Last updated 04/14/2021

Deepgram uses speech endpoint detection to infer when a user has finished speaking or paused for a significant amount of time, indicating the completion of an idea. When Deepgram detects an endpoint, it assumes that no additional data will improve its prediction, so it immediately finalizes its results for the processed time range and returns the transcript with a speech_final parameter set to true.

Voice Activity Detection

Endpointing relies on voice activity detection (VAD), which monitors the incoming audio and triggers when a sufficiently long pause is detected.

By default, the length of time Deepgram uses for voice activity detection (VAD) is 10 ms, but you can configure this value using the vad_turnoff parameter. To learn more, see Speech Engine API Reference: Real-time Streaming - vad_turnoff.

Enable Endpointing

We turned endpointing off in the previous examples; by default, endpointing is enabled.

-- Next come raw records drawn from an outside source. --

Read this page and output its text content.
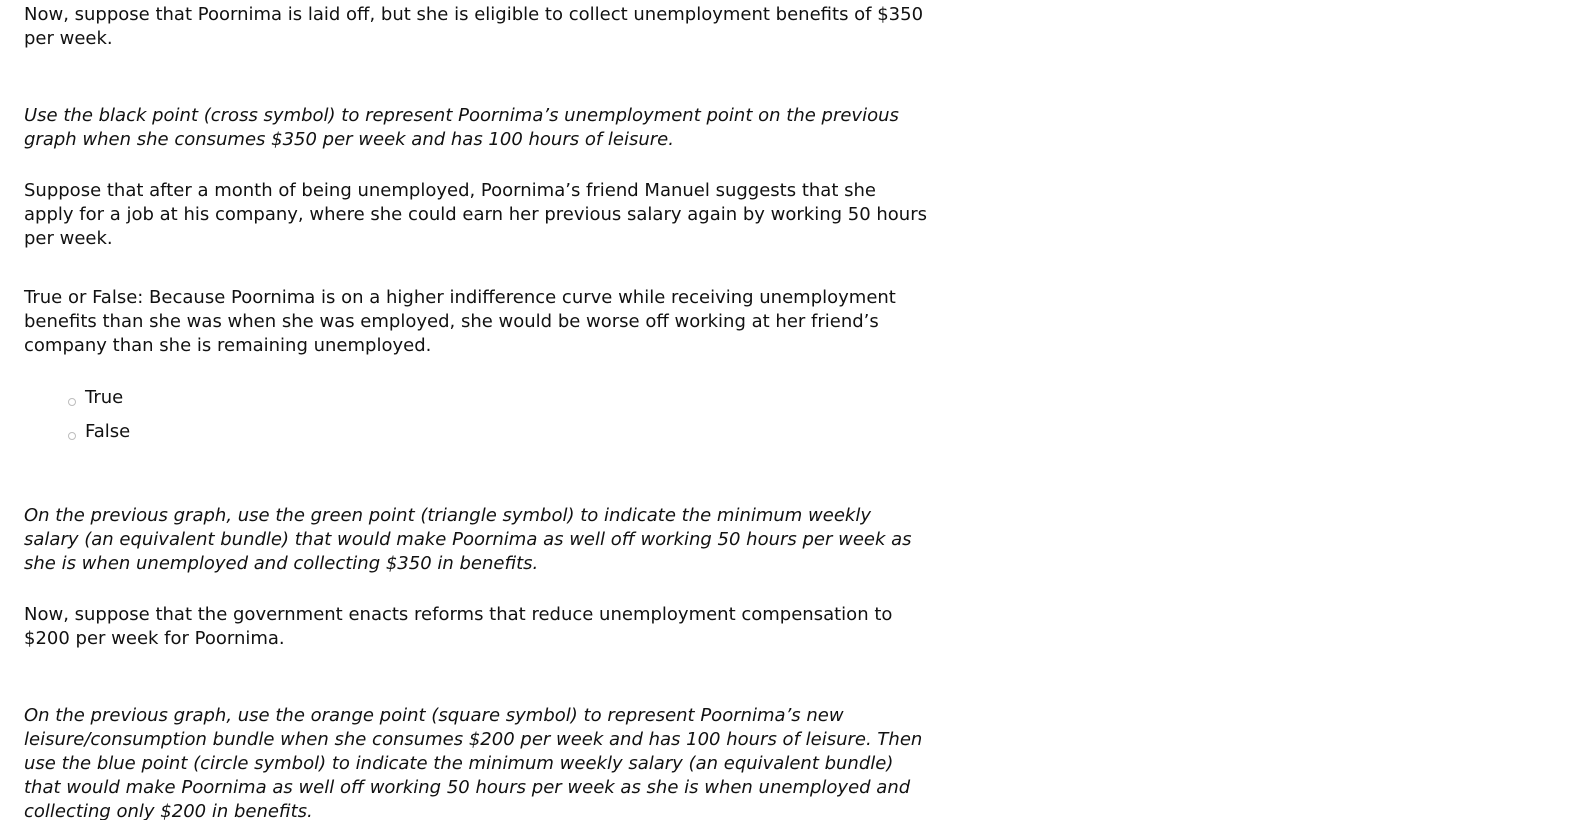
Now, suppose that Poornima is laid off, but she is eligible to collect unemployment benefits of $350 per week.

Use the black point (cross symbol) to represent Poornima’s unemployment point on the previous graph when she consumes $350 per week and has 100 hours of leisure.

Suppose that after a month of being unemployed, Poornima’s friend Manuel suggests that she apply for a job at his company, where she could earn her previous salary again by working 50 hours per week.

True or False: Because Poornima is on a higher indifference curve while receiving unemployment benefits than she was when she was employed, she would be worse off working at her friend’s company than she is remaining unemployed.

True
False

On the previous graph, use the green point (triangle symbol) to indicate the minimum weekly salary (an equivalent bundle) that would make Poornima as well off working 50 hours per week as she is when unemployed and collecting $350 in benefits.

Now, suppose that the government enacts reforms that reduce unemployment compensation to $200 per week for Poornima.

On the previous graph, use the orange point (square symbol) to represent Poornima’s new leisure/consumption bundle when she consumes $200 per week and has 100 hours of leisure. Then use the blue point (circle symbol) to indicate the minimum weekly salary (an equivalent bundle) that would make Poornima as well off working 50 hours per week as she is when unemployed and collecting only $200 in benefits.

Let’s run our script again with endpointing enabled. To enable endpointing, edit one of the following lines, depending on your environment:

On line 21 of deepgram-streaming-example.py, remove the endpointing=false parameter:

21 async with websockets.connect('wss://brain.deepgram.com/v2/listen/stream', extra_headers=extra_headers) as ws:

On line 3 of deepgram-streaming-example.js, remove the endpointing=false parameter:

3 const ws = new WebSocket('wss://brain.deepgram.com/v2/listen/stream',

Analyze the Transcript

When run, the script prints out the transcript for each response it receives and shows a new key called speech_final.

{
  "channel_index":[
    0,
    1
  ],
  "duration":1.039875,
  "start":0.0,
  "is_final":false,
  "speech_final":false,
  "channel":{
    "alternatives":[
      {
        "transcript":"another big",
        "confidence":0.9600255,
        "words":[
          {
            "word":"another",
            "start":0.2971154,
            "end":0.7971154,
            "confidence":0.9588303
          },
          {
            "word":"big",
            "start":0.85173076,
            "end":1.039875,
            "confidence":0.9600255
          }
        ]
      }
    ]
  }
}
...

When speech_final is set to true, Deepgram has detected an endpoint and immediately finalized its results for the processed time range.